Ao adotarmos como estratégia de trabalho a intertextualidade como definida por Kristeva – “qualquer texto se constrói como um mosaico de citações e é absorção e transformação dum outro texto” – definição à qual Jenny acrescenta “trabalho de transformação e assimilação de vários textos, operado por um texto centralizador, que detém o comando do sentido” ( JENNY, 1991, p. 13-14) e tomando portanto como texto centralizador o poema “Planet Earth” (PAGE, 2002, p. 14-15), cuja epígrafe é um mote de Pablo Neruda (1904-1973), estamos simultaneamente levantando as seguintes questões: como se opera a assimilação, transformação e recriação, no poema de Page, dos enunciados pré-existentes em Neruda? Em que relação estão esses enunciados assimilados com o seu estado primeiro? De que modo o poema de Page como criação pode ser considerado simultaneamente uma reescrita crítica de Neruda?

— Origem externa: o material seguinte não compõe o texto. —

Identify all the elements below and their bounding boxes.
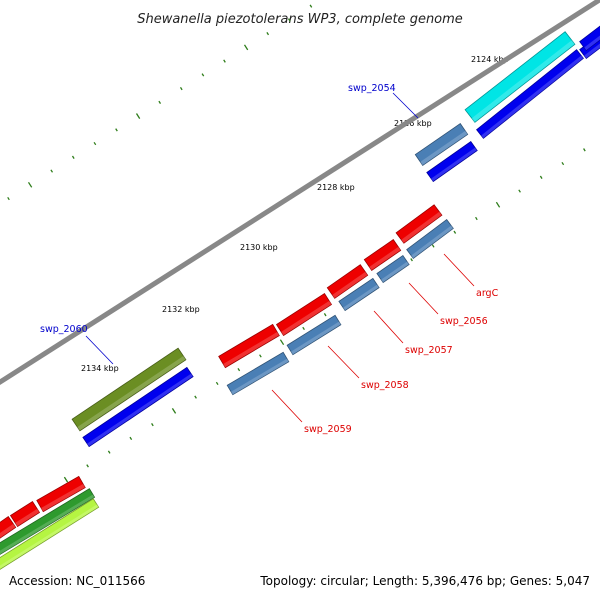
gene-bar-swp2056: [376, 254, 410, 284]
tick-mark-outer: [27, 181, 33, 188]
gene-bar-lime: [0, 498, 100, 570]
gene-label-swp-2059: swp_2059: [304, 424, 352, 435]
tick-mark-inner: [63, 476, 69, 483]
gene-bar-red: [363, 239, 402, 271]
gene-bar-blue: [82, 366, 194, 448]
gene-label-swp-2060: swp_2060: [40, 324, 88, 335]
tick-mark-outer: [179, 86, 183, 91]
gene-bar-blue: [426, 140, 478, 183]
gene-label-swp-2056: swp_2056: [440, 316, 488, 327]
leader-line: [408, 282, 439, 315]
gene-bar-argC: [406, 219, 454, 259]
tick-mark-outer: [50, 169, 54, 173]
tick-mark-inner: [539, 175, 543, 179]
gene-label-argc: argC: [476, 288, 499, 299]
gene-bar-red: [326, 264, 369, 299]
tick-mark-inner: [495, 201, 501, 208]
tick-layer: 2124 kbp 2126 kbp 2128 kbp 2130 kbp 2132 kbp…: [7, 4, 586, 483]
gene-bar-red: [218, 323, 280, 369]
gene-bar-swp2054: [414, 123, 469, 166]
gene-bar-red: [0, 516, 17, 539]
tick-mark-inner: [561, 161, 565, 166]
tick-mark-inner: [171, 408, 177, 414]
leader-line: [443, 253, 475, 287]
tick-label: 2130 kbp: [240, 243, 278, 252]
accession-text: Accession: NC_011566: [9, 574, 145, 588]
gene-layer: [0, 25, 600, 570]
tick-label: 2132 kbp: [162, 305, 200, 314]
tick-mark-outer: [309, 4, 313, 8]
tick-mark-outer: [7, 196, 10, 201]
gene-bar-red: [275, 292, 333, 337]
leader-line: [85, 335, 114, 365]
tick-mark-inner: [453, 230, 457, 234]
tick-mark-outer: [287, 18, 291, 22]
leader-line: [392, 92, 419, 119]
gene-bar-green: [0, 488, 96, 555]
backbone-line: [0, 0, 600, 386]
gene-label-swp-2057: swp_2057: [405, 345, 453, 356]
gene-bar-swp2059: [226, 351, 290, 396]
leader-line: [373, 310, 404, 344]
tick-mark-inner: [279, 339, 285, 346]
gene-bar-red: [395, 204, 443, 244]
tick-mark-inner: [475, 216, 478, 221]
label-layer: swp_2054 swp_2060 argC swp_2056 swp_2057 swp_…: [40, 83, 499, 435]
tick-mark-outer: [223, 59, 226, 63]
tick-mark-inner: [86, 464, 89, 468]
genome-summary-text: Topology: circular; Length: 5,396,476 bp…: [259, 574, 590, 588]
tick-mark-inner: [518, 189, 521, 193]
gene-bar-swp2058: [286, 314, 342, 356]
tick-mark-inner: [583, 148, 586, 152]
backbone-layer: [0, 0, 600, 386]
gene-bar-red: [9, 500, 41, 528]
gene-bar-blue: [579, 25, 600, 51]
tick-label: 2126 kbp: [394, 119, 432, 128]
tick-mark-inner: [237, 368, 241, 372]
tick-mark-inner: [259, 354, 262, 358]
tick-mark-outer: [135, 113, 141, 119]
map-title: Shewanella piezotolerans WP3, complete g…: [137, 12, 463, 27]
gene-bar-swp2060: [71, 347, 187, 432]
tick-mark-inner: [107, 450, 111, 454]
tick-mark-inner: [129, 436, 133, 441]
tick-mark-inner: [431, 244, 435, 248]
tick-mark-outer: [243, 44, 249, 51]
tick-mark-outer: [93, 141, 97, 146]
tick-mark-outer: [115, 128, 118, 132]
tick-mark-outer: [266, 32, 270, 36]
tick-mark-inner: [323, 313, 327, 317]
leader-line: [271, 389, 303, 423]
tick-label: 2128 kbp: [317, 183, 355, 192]
gene-bar-swp2057: [338, 277, 380, 312]
tick-mark-outer: [201, 73, 205, 77]
tick-mark-inner: [302, 326, 305, 331]
gene-bar-cyan: [464, 31, 576, 123]
gene-bar-red: [36, 475, 86, 513]
tick-mark-inner: [410, 258, 413, 262]
tick-mark-outer: [71, 155, 75, 159]
gene-label-swp-2054: swp_2054: [348, 83, 396, 94]
leader-line: [327, 345, 360, 379]
tick-mark-outer: [158, 100, 162, 104]
gene-bar-blue: [476, 49, 584, 139]
tick-label: 2134 kbp: [81, 364, 119, 373]
tick-mark-inner: [215, 381, 219, 386]
tick-label: 2124 kbp: [471, 55, 509, 64]
gene-label-swp-2058: swp_2058: [361, 380, 409, 391]
tick-mark-inner: [151, 423, 154, 427]
tick-mark-inner: [194, 395, 197, 399]
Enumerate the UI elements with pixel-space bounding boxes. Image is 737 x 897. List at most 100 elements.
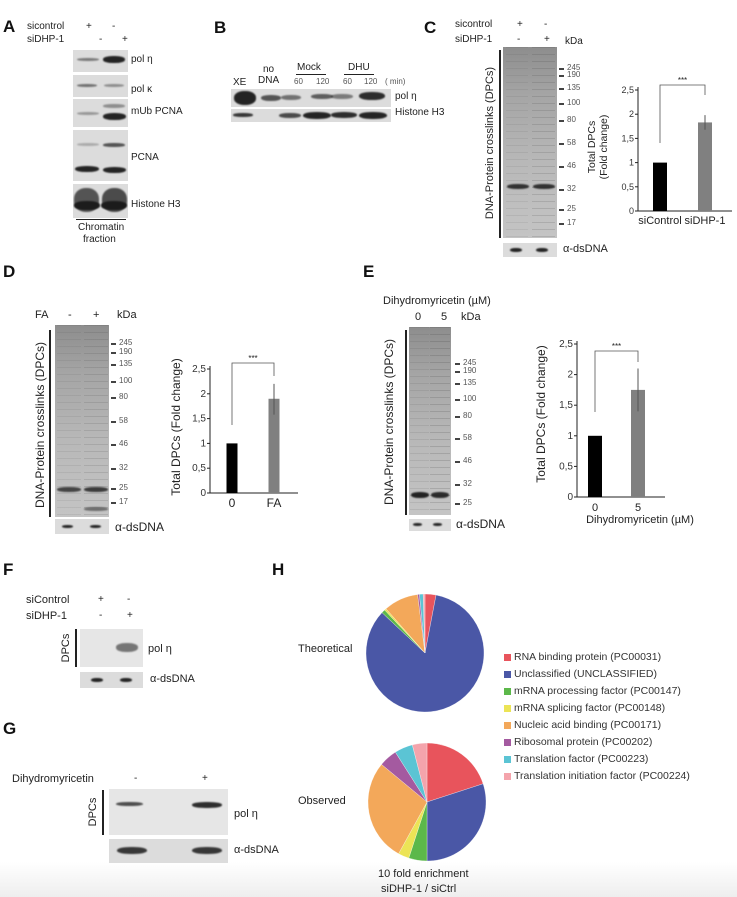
ladder-tick — [111, 444, 116, 446]
ladder-tick — [455, 484, 460, 486]
pie-observed — [367, 742, 487, 862]
ladder-tick — [455, 371, 460, 373]
pie-caption: 10 fold enrichment — [378, 868, 469, 880]
blot-band — [77, 112, 99, 115]
blot-image — [231, 109, 391, 122]
pie-slice — [384, 608, 426, 654]
blot-image — [503, 243, 557, 257]
legend-item: mRNA splicing factor (PC00148) — [514, 702, 666, 714]
significance-label: *** — [248, 354, 257, 363]
blot-band — [103, 113, 126, 120]
ladder-tick — [559, 88, 564, 90]
loading-control-label: α-dsDNA — [456, 517, 505, 531]
ladder-label: 100 — [567, 98, 581, 107]
ladder-tick — [559, 120, 564, 122]
band-label: Histone H3 — [131, 199, 181, 210]
blot-band — [103, 143, 125, 147]
pie-slice — [381, 609, 426, 654]
pie-label-observed: Observed — [298, 795, 346, 807]
sign: - — [99, 610, 103, 621]
blot-band — [331, 94, 353, 99]
bar-chart-e: 0 0,5 1 1,5 2 2,5 0 5 *** Dihydromyricetin (µM) — [559, 339, 694, 526]
kda-label: kDa — [117, 309, 137, 321]
blot-lane — [506, 47, 528, 238]
blot-band — [77, 84, 97, 87]
ladder-label: 245 — [463, 358, 477, 367]
y-tick-label: 1 — [567, 431, 573, 442]
legend-swatch — [504, 688, 511, 695]
ladder-tick — [111, 488, 116, 490]
blot-band — [103, 167, 126, 173]
significance-bracket — [659, 84, 706, 143]
blot-band — [192, 802, 222, 808]
ladder-label: 25 — [567, 204, 576, 213]
lane-label: 60 — [343, 77, 352, 86]
panel-c-label: C — [424, 18, 437, 37]
ladder-label: 32 — [463, 479, 472, 488]
blot-band — [536, 248, 548, 252]
ladder-label: 25 — [119, 483, 128, 492]
row-label-sicontrol: sicontrol — [27, 21, 65, 32]
y-axis-line2: (Fold change) — [598, 114, 610, 180]
blot-band — [84, 507, 108, 511]
loading-control-label: α-dsDNA — [563, 243, 608, 255]
loading-control-label: α-dsDNA — [115, 520, 164, 534]
time-unit: ( min) — [385, 77, 406, 86]
blot-band — [104, 84, 124, 87]
bar — [631, 389, 645, 497]
lane-label: DNA — [258, 75, 280, 86]
blot-band — [103, 104, 125, 108]
legend-swatch — [504, 756, 511, 763]
sign: - — [68, 309, 72, 321]
bracket-line — [75, 629, 77, 667]
y-tick-label: 0 — [629, 206, 634, 216]
x-tick-label: FA — [267, 496, 282, 510]
blot-image — [109, 839, 228, 863]
blot-band — [117, 847, 147, 854]
treatment-label: FA — [35, 309, 49, 321]
blot-band — [413, 523, 422, 526]
blot-band — [116, 802, 143, 806]
y-tick-label: 2 — [200, 389, 206, 400]
panel-g-label: G — [3, 719, 17, 738]
lane-label: no — [263, 64, 275, 75]
lane-label: Mock — [297, 62, 321, 73]
x-tick-label: 5 — [635, 502, 641, 514]
panel-a-label: A — [3, 17, 16, 36]
blot-image — [55, 519, 109, 534]
legend-item: Nucleic acid binding (PC00171) — [514, 719, 662, 731]
dpc-label: DPCs — [60, 633, 72, 663]
row-label-sidhp1: siDHP-1 — [27, 34, 65, 45]
legend-item: Unclassified (UNCLASSIFIED) — [514, 668, 657, 680]
band-label: mUb PCNA — [131, 106, 183, 117]
ladder-tick — [455, 363, 460, 365]
ladder-label: 32 — [119, 463, 128, 472]
blot-band — [234, 91, 256, 105]
dpc-axis-label: DNA-Protein crosslinks (DPCs) — [33, 341, 47, 509]
ladder-label: 80 — [463, 411, 472, 420]
row-label-sidhp1: siDHP-1 — [455, 34, 493, 45]
bar — [588, 435, 602, 497]
ladder-label: 46 — [567, 161, 576, 170]
pie-theoretical — [365, 593, 485, 713]
blot-band — [101, 201, 127, 210]
ladder-tick — [559, 143, 564, 145]
bracket-line — [405, 330, 407, 515]
blot-band — [359, 92, 385, 100]
dose-label: 0 — [415, 311, 422, 323]
bar-chart-d: 0 0,5 1 1,5 2 2,5 0 FA *** — [192, 354, 298, 510]
significance-bracket — [594, 350, 639, 412]
blot-image — [109, 789, 228, 835]
fraction-label: Chromatin — [78, 222, 125, 233]
blot-band — [303, 112, 331, 119]
y-tick-label: 1,5 — [192, 414, 206, 425]
sign: + — [127, 610, 133, 621]
y-tick-label: 0,5 — [621, 182, 634, 192]
blot-lane — [410, 327, 429, 515]
ladder-label: 100 — [463, 394, 477, 403]
ladder-label: 190 — [567, 70, 581, 79]
blot-band — [120, 678, 132, 682]
pie-slice — [426, 783, 487, 862]
significance-bracket — [231, 362, 275, 425]
pie-slice — [412, 742, 428, 803]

A fim de podermos trabalhar essas questões de modo coerente, iremos recorrer também, como reforço teórico, à proposta de Jenny quanto aos tratamentos que um enunciado sofre ao ser inserido num novo conjunto textual, quais sejam: a verbalização, a linearização e o engaste. Se os dois primeiros – a nível de expressão – já se encontram normalizados e explicitados no poema de Page, pois a substância significante do texto está verbalizada e o significante verbal, integrando o material transcrito – o cut up – com o novo texto, desvenda-se progressivamente ao longo das linhas, são os engastes intertextuais – a nível de conteúdo –, assentados em isotopias metonímicas e/ou metafóricas, que irão nos auxiliar na análise da palavra poética de Neruda em sua relação com a de Page. Essas três operações, incidindo na transformação do condicionamento contextual, serão complementadas com o auxílio do arsenal de figuras de retórica, que oferece uma matriz lógica para classificar os tipos de alteração sofrida pelo texto no decurso do processo intertextual, ou seja, as modificações imanentes às quais os fragmentos intertextuais estão sujeitos. Dentre essas figuras faremos uso principalmente da amplificação, ou seja, a transformação dum texto original por desenvolvimento de suas virtualidades semânticas (JENNY, 1991, p. 30-44).

O poema de Page já traz o próprio título como elemento marcado por excelência – “Planet Earth” – visto que, pelo fato de nos remeter à definição de “Planeta Terra” e portanto fazendo-nos visualizar o globo terrestre como um corpo celeste, parte de um sistema de planetas que giram sobre si mesmos e à volta do sol, o título já antecipa um vínculo entre “Earth” como planeta habitado pelo homem e “Earth” em relação ao cosmos, vínculo esse que será ampliado e detalhado ao longo dos versos. E, como elemento paratextual, o título será recuperado não apenas através do mote de Neruda, mas principalmente através de isotopias metonímicas e metafóricas, presentes tanto no plano de expressão, como no plano de conteúdo do poema. Simultaneamente e dentro de nosso século XXI, no qual a grande tônica recai sobre a conscientização da preservação do planeta Terra, o título também adquire uma conotação ecológica, como o desenvolvimento do poema irá confirmar.